Inter-individual variation is probably the most important factor in determining the sensitivity of sporozoite challenge trials, which might be influenced by the parasite inoculum size, parasite fitness, and human (innate) immune factors [14]. Use of malaria- naïve volunteers in CHMI studies helps reduce variance due to immune factors. However, parasite inoculum size and parasite fitness is still an issue in sporozoite challenge trials. The variability in prepatent period, parasite growth rates and densities found between first and second study could be due to the infectivity of the sporozoites, the number of sporozoites per mosquito, or the number of sporozoites inoculated by the bites of five infected mosquitoes.
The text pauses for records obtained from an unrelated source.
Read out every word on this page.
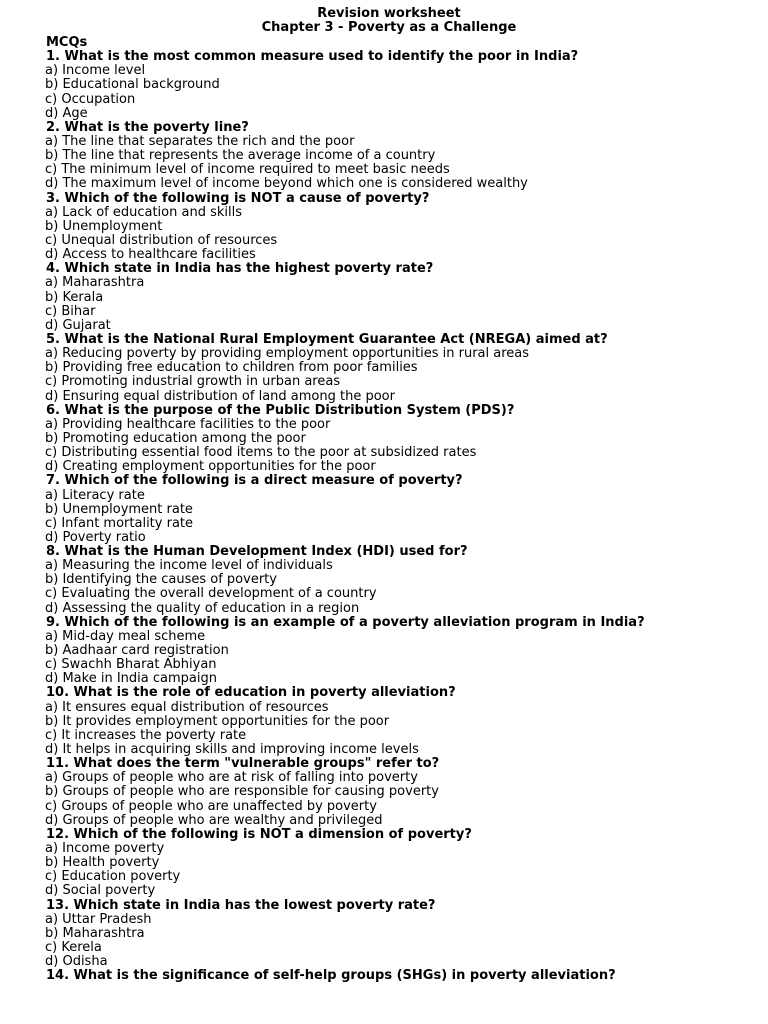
Revision worksheet
Chapter 3 - Poverty as a Challenge
MCQs
1. What is the most common measure used to identify the poor in India?
a) Income level
b) Educational background
c) Occupation
d) Age
2. What is the poverty line?
a) The line that separates the rich and the poor
b) The line that represents the average income of a country
c) The minimum level of income required to meet basic needs
d) The maximum level of income beyond which one is considered wealthy
3. Which of the following is NOT a cause of poverty?
a) Lack of education and skills
b) Unemployment
c) Unequal distribution of resources
d) Access to healthcare facilities
4. Which state in India has the highest poverty rate?
a) Maharashtra
b) Kerala
c) Bihar
d) Gujarat
5. What is the National Rural Employment Guarantee Act (NREGA) aimed at?
a) Reducing poverty by providing employment opportunities in rural areas
b) Providing free education to children from poor families
c) Promoting industrial growth in urban areas
d) Ensuring equal distribution of land among the poor
6. What is the purpose of the Public Distribution System (PDS)?
a) Providing healthcare facilities to the poor
b) Promoting education among the poor
c) Distributing essential food items to the poor at subsidized rates
d) Creating employment opportunities for the poor
7. Which of the following is a direct measure of poverty?
a) Literacy rate
b) Unemployment rate
c) Infant mortality rate
d) Poverty ratio
8. What is the Human Development Index (HDI) used for?
a) Measuring the income level of individuals
b) Identifying the causes of poverty
c) Evaluating the overall development of a country
d) Assessing the quality of education in a region
9. Which of the following is an example of a poverty alleviation program in India?
a) Mid-day meal scheme
b) Aadhaar card registration
c) Swachh Bharat Abhiyan
d) Make in India campaign
10. What is the role of education in poverty alleviation?
a) It ensures equal distribution of resources
b) It provides employment opportunities for the poor
c) It increases the poverty rate
d) It helps in acquiring skills and improving income levels
11. What does the term "vulnerable groups" refer to?
a) Groups of people who are at risk of falling into poverty
b) Groups of people who are responsible for causing poverty
c) Groups of people who are unaffected by poverty
d) Groups of people who are wealthy and privileged
12. Which of the following is NOT a dimension of poverty?
a) Income poverty
b) Health poverty
c) Education poverty
d) Social poverty
13. Which state in India has the lowest poverty rate?
a) Uttar Pradesh
b) Maharashtra
c) Kerela
d) Odisha
14. What is the significance of self-help groups (SHGs) in poverty alleviation?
This has been shown to vary from centre to centre, between trials at the same centre, and even between individuals in the same trial at the same centre [20]. Although it has been suggested that the use of vialed sporozoites administered by needle and syringe for challenge could reduce these variations [3, 20], it is important to be cautious since this is not a natural route of sporozoite infection and will undoubtedly have immune response implications [1]. In addition, it will not address the issues of variation in parasite fitness and innate host variability.

Conclusion

This study demonstrates reproducibility of CHMI studies conducted at the WRAIR and the use of qPCR for measurements of parasitaemia. An algorithm that can be used for qPCR as an endpoint diagnosis has been proposed. Use of qPCR as an endpoint diagnosis is likely to appeal to FDA and other authorities because it will reduce malaria symptomatology, clinical illness and risk for study participants. However, all the benefits of using qPCR as an endpoint diagnosis must be weighed against the legacy of using smears as the endpoint and the backward compatibility with data collected from previous studies.